Alongside training, security technologies can aid teams in identifying and preventing workplace violence. Technology such as threat and gunshot detection systems can help reduce response times if a security incident takes place. Security systems that use artificial intelligence (AI) can help the security team automatically detect shots fired.
Employee security culture
One of the primary objectives when leading security operations is to give employees the knowledge and resources necessary to take as much responsibility for their own safety and security as possible. Often the experience and expertise needed to build security awareness is already present in the organization — you just have to know where to look.
More so than ever before, raising security awareness needs creativity and outreach — mandatory annual in-person or online security training is not enough. Even with robust support from HR, getting 100% compliance with mandatory security training is very difficult. The likelihood in this scenario is that online training is rushed and clicked through quickly, or even if employees cannot fast forward, they are paying little attention to the training or have it running in the background while they complete other tasks. But mandatory security training should not be dismissed entirely — there is a place for it in many industries, particularly critical infrastructure where compliance with security training and standards is non-negotiable, and where there is the appetite from HR to hold employees accountable for non-compliance.

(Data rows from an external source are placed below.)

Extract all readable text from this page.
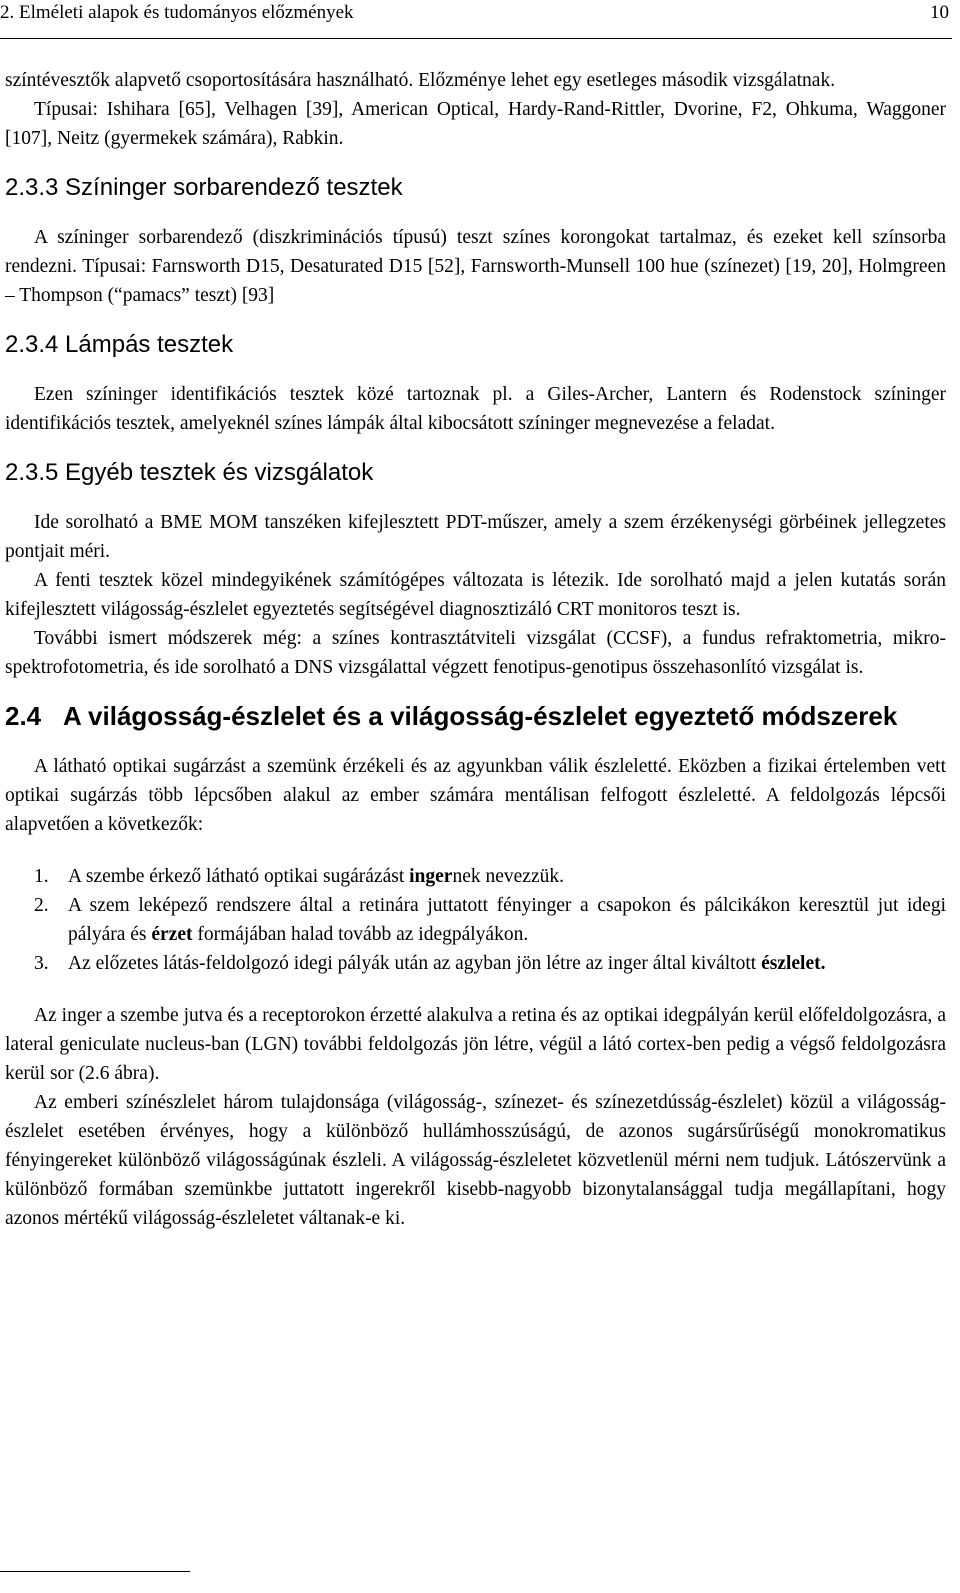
2. Elméleti alapok és tudományos előzmények	10

színtévesztők alapvető csoportosítására használható. Előzménye lehet egy esetleges második vizsgálatnak.

Típusai: Ishihara [65], Velhagen [39], American Optical, Hardy-Rand-Rittler, Dvorine, F2, Ohkuma, Waggoner [107], Neitz (gyermekek számára), Rabkin.

2.3.3 Színinger sorbarendező tesztek

A színinger sorbarendező (diszkriminációs típusú) teszt színes korongokat tartalmaz, és ezeket kell színsorba rendezni. Típusai: Farnsworth D15, Desaturated D15 [52], Farnsworth-Munsell 100 hue (színezet) [19, 20], Holmgreen – Thompson (“pamacs” teszt) [93]

2.3.4 Lámpás tesztek

Ezen színinger identifikációs tesztek közé tartoznak pl. a Giles-Archer, Lantern és Rodenstock színinger identifikációs tesztek, amelyeknél színes lámpák által kibocsátott színinger megnevezése a feladat.

2.3.5 Egyéb tesztek és vizsgálatok

Ide sorolható a BME MOM tanszéken kifejlesztett PDT-műszer, amely a szem érzékenységi görbéinek jellegzetes pontjait méri.

A fenti tesztek közel mindegyikének számítógépes változata is létezik. Ide sorolható majd a jelen kutatás során kifejlesztett világosság-észlelet egyeztetés segítségével diagnosztizáló CRT monitoros teszt is.

További ismert módszerek még: a színes kontrasztátviteli vizsgálat (CCSF), a fundus refraktometria, mikro-spektrofotometria, és ide sorolható a DNS vizsgálattal végzett fenotipus-genotipus összehasonlító vizsgálat is.

2.4 A világosság-észlelet és a világosság-észlelet egyeztető módszerek

A látható optikai sugárzást a szemünk érzékeli és az agyunkban válik észleletté. Eközben a fizikai értelemben vett optikai sugárzás több lépcsőben alakul az ember számára mentálisan felfogott észleletté. A feldolgozás lépcsői alapvetően a következők:

1. A szembe érkező látható optikai sugárázást ingernek nevezzük.
2. A szem leképező rendszere által a retinára juttatott fényinger a csapokon és pálcikákon keresztül jut idegi pályára és érzet formájában halad tovább az idegpályákon.
3. Az előzetes látás-feldolgozó idegi pályák után az agyban jön létre az inger által kiváltott észlelet.

Az inger a szembe jutva és a receptorokon érzetté alakulva a retina és az optikai idegpályán kerül előfeldolgozásra, a lateral geniculate nucleus-ban (LGN) további feldolgozás jön létre, végül a látó cortex-ben pedig a végső feldolgozásra kerül sor (2.6 ábra).

Az emberi színészlelet három tulajdonsága (világosság-, színezet- és színezetdússág-észlelet) közül a világosság-észlelet esetében érvényes, hogy a különböző hullámhosszúságú, de azonos sugársűrűségű monokromatikus fényingereket különböző világosságúnak észleli. A világosság-észleletet közvetlenül mérni nem tudjuk. Látószervünk a különböző formában szemünkbe juttatott ingerekről kisebb-nagyobb bizonytalansággal tudja megállapítani, hogy azonos mértékű világosság-észleletet váltanak-e ki.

However, there are other ways to raise security awareness in SMBs without resorting to mandatory awareness training. One such way is to build relationships with the internal communications and marketing teams within the organization. These teams have the creative expertise to help spread the security team’s message across in a way that will permeate the organization and resonate with employees.
When pushing a security awareness message to employees in the modern SMB, security has 5-8 seconds to capture the attention of their audience and get the message across. A stale poster instructing employees to say something when they see something just isn’t enough these days.
Partnering with the internal communications team to create engaging, fun and poignant security messaging can lead to a wider adoption of security awareness. Thinking outside of the box can lead to more engaging security awareness messaging — create short, animated videos of employees keeping a clear desk, finding out where their nearest emergency exit is, or knowing who to call in the event of an emergency. Animations, videos, artwork or sound bites can all be effective in getting security messaging across to employees.
If an SMB doesn’t have internal teams to leverage for help, there are other ways to get creative with security messaging. Reach out to local colleges with graphic design, marketing, brand management, or video production courses to see if any students may be interested in doing a project with the security department for course credits or a small fee.
Another outreach strategy that can be particularly effective in SMB workplaces is a security team pop-up at strategic locations around the office, preferably near congregation areas. One particularly successful pop-up involved offering employees the chance to enter into a prize draw if they stopped and had a sticker attached to the back of their ID badge with the security operations contact information on it.
The above are just three examples of how small security teams or lone security managers can implement high impact, fast developed and financially stable initiatives. More so than ever before, security leaders are being asked to do more with less. Therefore, they need to be innovative in building programs that are going to reduce the risk of threats materializing at their places of work.